How to search HUGE XML with DOM?

Fri Mar 31 06:55:47 EST 2006

Sullivan WxPyQtKinter wrote:
> a relation database has admiring search efficiency when the database is
> very big (several thousands or tens of thousands of records). But my
> current project is based on XML, for its tree-like data structure has
> much more flexibility; and DOM, which could be manipulated just like a
> tree. However, how to establish such a XML data base for search when it
> contains 10,000 records (One record usually contain 10~30 tags) or
> more?
> 
> My search needs:
> 1. Search and return all the record (an element) with specific id.
> 2. Search and return all the record whose child nodes has a specific id
> or attribute.
> 
> the xml.dom.minidom object is too slow when parsing such a big XML file
> to a DOM object. while pulldom should spend  quite a long time going
> through the whole database file.
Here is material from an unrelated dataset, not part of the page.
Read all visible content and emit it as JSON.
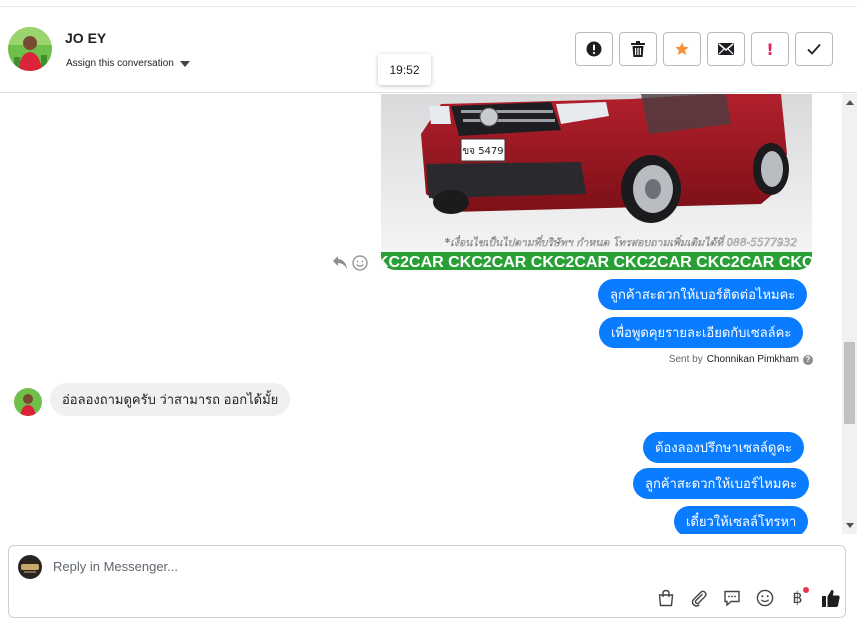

How to enhance the searching speed?
> Are there existing solution or algorithm? Thank you for your
> suggetion...

- have a look at cElementTree ?
- store your XML as persistant objects in a ZODB instance, then use ZODB
catalog for queries ?
- index relevant data in a DB (RDBMS, Berkeley, whatever...) ?
- have a look at 4suite (http://4suite.org/index.xhtml) ?

My 2 cents...
-- 
bruno desthuilliers
python -c "print '@'.join(['.'.join([w[::-1] for w in p.split('.')]) for
p in 'onurb at xiludom.gro'.split('@')])"